I fought the grief for a long time and kept it in my deepest places of my heart. It festered in me like a petri dish of sadness. One day, I speaking with a fellow Mom who also had a little guy with autism and I couldn’t keep it in any longer, I spoke my truth. I told her I how sad I was and why and I didn’t know what to do with it. A funny thing happened, she let out a big sigh and stated “me too”. We both cried and talked and listened. We gave our deepest feelings light and they started to feel no quite as bad.

Over time I met more Moms and I asked if they felt the same as we did and you know what? We all did! We had all been walking around with the same feelings, quietly suffering. All it took for us to lessen this was to find our courage and speak our truth. All of a sudden it became not so bad and started to heal.

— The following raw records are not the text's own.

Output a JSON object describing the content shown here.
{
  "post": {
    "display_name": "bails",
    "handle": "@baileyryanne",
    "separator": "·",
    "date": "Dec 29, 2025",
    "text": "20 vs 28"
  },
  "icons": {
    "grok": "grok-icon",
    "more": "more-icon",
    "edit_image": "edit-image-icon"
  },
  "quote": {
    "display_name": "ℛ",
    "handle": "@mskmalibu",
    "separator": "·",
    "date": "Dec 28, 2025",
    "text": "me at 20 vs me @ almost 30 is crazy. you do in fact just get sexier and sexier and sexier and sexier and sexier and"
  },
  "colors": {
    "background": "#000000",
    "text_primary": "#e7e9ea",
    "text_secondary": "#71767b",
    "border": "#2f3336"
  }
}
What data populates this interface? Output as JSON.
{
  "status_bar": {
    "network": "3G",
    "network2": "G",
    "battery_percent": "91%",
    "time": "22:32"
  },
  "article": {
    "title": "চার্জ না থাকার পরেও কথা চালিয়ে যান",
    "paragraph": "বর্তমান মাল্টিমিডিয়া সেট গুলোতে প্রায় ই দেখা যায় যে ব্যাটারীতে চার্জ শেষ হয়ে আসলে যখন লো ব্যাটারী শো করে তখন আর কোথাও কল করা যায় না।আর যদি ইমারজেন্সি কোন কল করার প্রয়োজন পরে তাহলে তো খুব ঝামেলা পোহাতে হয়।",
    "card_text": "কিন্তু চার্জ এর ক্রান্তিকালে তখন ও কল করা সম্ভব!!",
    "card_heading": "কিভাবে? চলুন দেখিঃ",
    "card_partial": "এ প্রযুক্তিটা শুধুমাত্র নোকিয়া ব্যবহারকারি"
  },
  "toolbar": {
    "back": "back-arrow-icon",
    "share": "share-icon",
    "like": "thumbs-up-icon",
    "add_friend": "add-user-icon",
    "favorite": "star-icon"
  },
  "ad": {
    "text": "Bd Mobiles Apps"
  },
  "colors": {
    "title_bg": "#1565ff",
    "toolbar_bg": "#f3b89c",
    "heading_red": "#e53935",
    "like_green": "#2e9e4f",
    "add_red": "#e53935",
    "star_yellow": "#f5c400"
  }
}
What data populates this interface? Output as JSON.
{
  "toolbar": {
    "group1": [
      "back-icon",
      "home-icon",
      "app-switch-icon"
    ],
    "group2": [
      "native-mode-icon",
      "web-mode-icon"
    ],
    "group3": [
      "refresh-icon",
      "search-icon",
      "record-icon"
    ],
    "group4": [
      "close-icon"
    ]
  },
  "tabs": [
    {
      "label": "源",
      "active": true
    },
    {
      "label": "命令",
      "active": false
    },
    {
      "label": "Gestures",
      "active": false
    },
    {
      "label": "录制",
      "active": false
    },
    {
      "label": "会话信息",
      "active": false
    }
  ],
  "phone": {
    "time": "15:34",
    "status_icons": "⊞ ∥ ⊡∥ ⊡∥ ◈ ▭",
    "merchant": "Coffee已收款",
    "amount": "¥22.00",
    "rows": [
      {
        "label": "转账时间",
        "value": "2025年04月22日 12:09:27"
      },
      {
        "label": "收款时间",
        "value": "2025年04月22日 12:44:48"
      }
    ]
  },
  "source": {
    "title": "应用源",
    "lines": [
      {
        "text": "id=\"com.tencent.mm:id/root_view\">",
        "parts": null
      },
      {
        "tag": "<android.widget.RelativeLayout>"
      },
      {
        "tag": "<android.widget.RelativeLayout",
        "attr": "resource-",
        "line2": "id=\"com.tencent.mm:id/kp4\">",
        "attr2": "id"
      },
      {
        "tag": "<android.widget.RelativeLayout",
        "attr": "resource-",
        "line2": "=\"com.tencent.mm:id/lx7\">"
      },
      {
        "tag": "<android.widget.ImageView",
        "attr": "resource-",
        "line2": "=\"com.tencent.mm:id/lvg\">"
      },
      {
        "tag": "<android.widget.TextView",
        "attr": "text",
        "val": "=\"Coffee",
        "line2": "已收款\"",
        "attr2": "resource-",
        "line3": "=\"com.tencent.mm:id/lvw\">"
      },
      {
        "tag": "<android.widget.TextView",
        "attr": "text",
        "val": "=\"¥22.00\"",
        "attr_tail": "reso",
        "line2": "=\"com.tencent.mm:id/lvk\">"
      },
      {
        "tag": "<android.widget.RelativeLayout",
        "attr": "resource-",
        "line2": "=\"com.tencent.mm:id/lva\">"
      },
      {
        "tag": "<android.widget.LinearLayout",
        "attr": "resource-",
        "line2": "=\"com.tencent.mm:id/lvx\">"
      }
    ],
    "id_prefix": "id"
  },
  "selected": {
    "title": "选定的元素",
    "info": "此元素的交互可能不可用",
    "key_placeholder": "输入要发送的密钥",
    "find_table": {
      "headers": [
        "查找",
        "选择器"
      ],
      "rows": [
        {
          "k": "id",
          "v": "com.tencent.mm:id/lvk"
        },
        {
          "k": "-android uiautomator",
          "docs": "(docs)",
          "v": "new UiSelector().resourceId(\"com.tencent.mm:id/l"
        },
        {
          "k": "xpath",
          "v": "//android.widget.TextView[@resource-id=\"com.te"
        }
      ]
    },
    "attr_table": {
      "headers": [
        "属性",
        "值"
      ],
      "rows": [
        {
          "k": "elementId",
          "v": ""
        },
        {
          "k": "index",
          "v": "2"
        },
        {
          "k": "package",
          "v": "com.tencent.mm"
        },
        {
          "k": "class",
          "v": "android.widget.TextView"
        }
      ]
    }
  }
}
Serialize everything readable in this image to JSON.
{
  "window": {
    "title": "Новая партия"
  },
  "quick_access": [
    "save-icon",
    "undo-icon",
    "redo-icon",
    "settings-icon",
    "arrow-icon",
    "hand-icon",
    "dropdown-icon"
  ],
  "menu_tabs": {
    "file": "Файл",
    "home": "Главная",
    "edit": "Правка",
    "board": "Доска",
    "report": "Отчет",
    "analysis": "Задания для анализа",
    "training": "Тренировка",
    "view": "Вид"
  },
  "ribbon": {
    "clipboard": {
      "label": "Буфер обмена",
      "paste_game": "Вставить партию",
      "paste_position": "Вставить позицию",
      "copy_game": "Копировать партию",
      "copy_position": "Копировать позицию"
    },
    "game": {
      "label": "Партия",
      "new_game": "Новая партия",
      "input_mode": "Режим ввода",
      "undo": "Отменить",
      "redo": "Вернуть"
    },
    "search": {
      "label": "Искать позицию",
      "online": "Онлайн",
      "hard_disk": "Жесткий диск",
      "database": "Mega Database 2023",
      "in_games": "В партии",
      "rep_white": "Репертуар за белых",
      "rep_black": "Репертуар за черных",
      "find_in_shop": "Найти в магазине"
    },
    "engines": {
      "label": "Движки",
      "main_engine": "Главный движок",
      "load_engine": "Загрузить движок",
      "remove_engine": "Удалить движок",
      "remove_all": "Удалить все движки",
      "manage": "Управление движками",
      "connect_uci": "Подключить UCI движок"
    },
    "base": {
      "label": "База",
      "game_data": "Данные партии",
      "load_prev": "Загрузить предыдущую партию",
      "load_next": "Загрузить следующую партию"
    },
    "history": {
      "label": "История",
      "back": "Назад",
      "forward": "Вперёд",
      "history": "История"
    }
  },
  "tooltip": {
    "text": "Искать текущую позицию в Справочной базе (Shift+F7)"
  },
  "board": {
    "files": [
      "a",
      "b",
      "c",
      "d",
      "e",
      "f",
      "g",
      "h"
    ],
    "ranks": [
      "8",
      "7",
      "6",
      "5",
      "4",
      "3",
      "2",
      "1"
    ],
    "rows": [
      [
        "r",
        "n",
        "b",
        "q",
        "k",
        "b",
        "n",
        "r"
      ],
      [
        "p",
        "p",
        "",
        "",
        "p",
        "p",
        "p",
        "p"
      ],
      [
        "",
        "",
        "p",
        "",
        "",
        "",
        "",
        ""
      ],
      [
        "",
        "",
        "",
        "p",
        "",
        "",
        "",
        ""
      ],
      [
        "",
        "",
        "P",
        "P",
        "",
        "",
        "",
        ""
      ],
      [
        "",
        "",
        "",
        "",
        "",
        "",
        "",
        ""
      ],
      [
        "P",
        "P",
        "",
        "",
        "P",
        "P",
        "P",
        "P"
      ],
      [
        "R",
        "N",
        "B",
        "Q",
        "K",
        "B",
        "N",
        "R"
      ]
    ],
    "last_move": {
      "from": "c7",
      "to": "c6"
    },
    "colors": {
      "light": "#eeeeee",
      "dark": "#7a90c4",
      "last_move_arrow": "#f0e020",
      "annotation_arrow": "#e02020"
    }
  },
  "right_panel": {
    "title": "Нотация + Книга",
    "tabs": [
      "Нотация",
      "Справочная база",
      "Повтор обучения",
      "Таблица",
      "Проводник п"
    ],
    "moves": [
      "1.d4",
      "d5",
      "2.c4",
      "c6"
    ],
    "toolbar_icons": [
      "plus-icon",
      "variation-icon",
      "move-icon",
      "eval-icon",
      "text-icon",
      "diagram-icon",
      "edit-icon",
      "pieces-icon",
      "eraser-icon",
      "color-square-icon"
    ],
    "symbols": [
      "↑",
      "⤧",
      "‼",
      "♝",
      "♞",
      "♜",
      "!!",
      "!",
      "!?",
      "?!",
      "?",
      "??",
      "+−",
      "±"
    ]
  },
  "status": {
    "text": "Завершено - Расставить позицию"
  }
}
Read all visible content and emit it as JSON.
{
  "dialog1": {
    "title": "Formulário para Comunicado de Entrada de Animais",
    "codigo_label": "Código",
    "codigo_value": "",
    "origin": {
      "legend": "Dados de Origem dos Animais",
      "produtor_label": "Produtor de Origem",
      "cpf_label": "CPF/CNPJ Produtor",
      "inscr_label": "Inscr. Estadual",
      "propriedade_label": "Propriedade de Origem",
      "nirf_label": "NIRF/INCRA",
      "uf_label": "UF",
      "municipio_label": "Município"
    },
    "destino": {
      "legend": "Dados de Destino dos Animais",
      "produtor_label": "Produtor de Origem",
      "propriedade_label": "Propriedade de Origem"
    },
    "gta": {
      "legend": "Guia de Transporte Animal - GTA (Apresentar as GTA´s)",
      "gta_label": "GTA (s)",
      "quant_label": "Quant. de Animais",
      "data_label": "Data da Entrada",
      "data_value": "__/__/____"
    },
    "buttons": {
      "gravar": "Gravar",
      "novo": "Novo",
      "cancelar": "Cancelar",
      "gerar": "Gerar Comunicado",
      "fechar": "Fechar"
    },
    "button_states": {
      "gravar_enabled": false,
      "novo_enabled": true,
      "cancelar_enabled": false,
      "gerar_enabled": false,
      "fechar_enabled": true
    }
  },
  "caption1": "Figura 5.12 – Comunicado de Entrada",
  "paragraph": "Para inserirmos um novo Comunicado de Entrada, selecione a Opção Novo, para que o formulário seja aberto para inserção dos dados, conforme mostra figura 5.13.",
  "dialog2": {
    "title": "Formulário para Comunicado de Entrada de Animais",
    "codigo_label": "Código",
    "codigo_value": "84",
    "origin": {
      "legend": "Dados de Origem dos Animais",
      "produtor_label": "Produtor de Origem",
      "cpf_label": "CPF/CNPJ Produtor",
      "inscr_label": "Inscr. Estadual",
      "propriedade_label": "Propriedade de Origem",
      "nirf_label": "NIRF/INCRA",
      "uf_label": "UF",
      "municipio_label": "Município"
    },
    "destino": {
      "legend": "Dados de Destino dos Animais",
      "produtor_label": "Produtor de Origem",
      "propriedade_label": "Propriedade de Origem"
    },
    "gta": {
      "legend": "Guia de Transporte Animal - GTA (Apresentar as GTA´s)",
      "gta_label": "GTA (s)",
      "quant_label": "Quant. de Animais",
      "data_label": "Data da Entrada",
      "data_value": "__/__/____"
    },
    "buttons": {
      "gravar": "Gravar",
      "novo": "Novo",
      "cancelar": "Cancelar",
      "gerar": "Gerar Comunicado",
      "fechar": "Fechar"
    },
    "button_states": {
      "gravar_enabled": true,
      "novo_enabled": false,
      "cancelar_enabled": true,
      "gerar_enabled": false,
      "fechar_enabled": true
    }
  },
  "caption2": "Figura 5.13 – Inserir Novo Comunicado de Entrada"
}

Many years later I own this sense of grieving I felt and sometimes still do feel it. I know it is normal and healthy and we don’t need to feel ashamed or hide it.

I was speaking with my partner yesterday about the word surrender. I realized what an important word this has been for me in my journey with Autism. I envisioned when I was a little girl learning how to float. Floating is such a peaceful experience but in order to do it you have to trust your body and the water, how they will work together. You have to relax and just breathe. You have to surrender.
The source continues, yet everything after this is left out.